A ce sujet, l'Association des voyageurs usagers du chemin de fer, Avuc, a réagi et dénoncé « le temps des trains poubelles » et « la vétusté » du matériel. Le porte-parole de l'association Willy Colin décrit des « convois de bric et de broc ». « On ajoute des voitures de Corail aux voitures des Intercités », a-t-il affirmé.
Le ministre des Transports a assuré que la locomotive et les wagons « étaient à jour de
toute vérification ». Cependant, « cela ne voulait pas dire que nous pouvions nous satisfaire d'avoir du matériel roulant qui a 30 ans d'âge ». Frédéric Cuvillier a rappelé la nécessité de moderniser « les lignes classiques ».
Poursuite des opérations
Dans la journée, les wagons doivent être levés. Ce matin, trois des quatre wagons accidentés étaient encore couchés entre les quais et les voies. Cette opération doit être assurée par une grue qui est arrivée par les rails. Ce sera long puisque les wagons sont très imbriqués. La circulation des trains au départ et à l'arrivée de la gare Paris-Austerlitz a été suspendue.
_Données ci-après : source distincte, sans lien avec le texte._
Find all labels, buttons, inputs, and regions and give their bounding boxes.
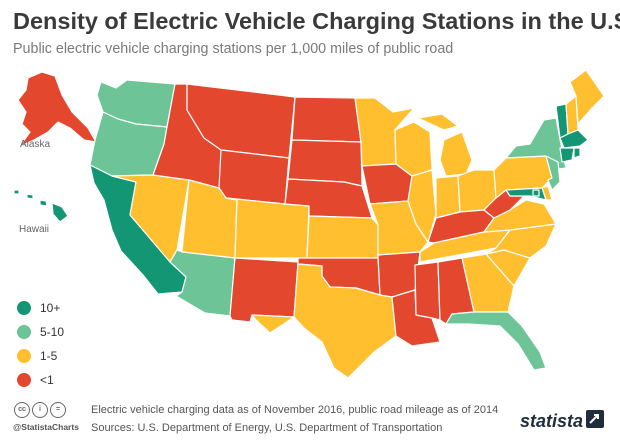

D'après la maire de Brétigny-sur-Orge, « il n'y a plus de victimes sur les voies ». Le bilan ne devrait donc pas s'alourdir.
Les habitants de Brétigny sous le choc
Des wagons se sont donc renversés vendredi 12 juillet lorsque le train a déraillé. Un choc d’une violence inouïe. La catastrophe s’est déroulée sur plusieurs centaines de mètres. Des morceaux de ballasts, de graviers ont même été retrouvés dans la ville de Brétigny-sur-Orge. Les habitants de cette commune de l’Essonne ont été très touchés par la catastrophe.
Les témoins sont catégoriques : c'était un véritable spectacle de désolation avec un nuage de poussière et des cris. Idriss est arrivé à la gare deux minutes après l’accident. Son premier réflexe a été de sortir son smartphone pour filmer la scène. Il n’en revient toujours pas : « Je suis monté sur le quai, les gens courraient de partout. La première chose que j’ai vue, c’est une scène désastreuse. Tout était complètement cassé, wagons retournés. C’est "flippant" quand même parce qu’on se dit que ça peut arriver à n’importe qui en fait ».
La surprise et la peur, c’est aussi ce qui a étreint Ayoub avant de passer à l’action car lui et ses amis ont immédiatement porté secours aux victimes malgré l’interdiction de la SNCF : « Quand je suis arrivé, j’ai été sous le choc pendant à peu près 10 secondes. Je voyais les gens, ils frappaient de partout, ils criaient. Cela m’a choqué. J’ai voulu d’abord sauver en priorité les enfants, ensuite les personnes âgées, ensuite les personnes malades et ensuite ceux qui peuvent tenir comme les hommes. »
Dans le centre-ville, au gré du périmètre de sécurité, certains habitants de Brétigny ont encore un peu de mal à réaliser. Beaucoup n’ont rien vu, ni entendu, mais tout le monde en parle.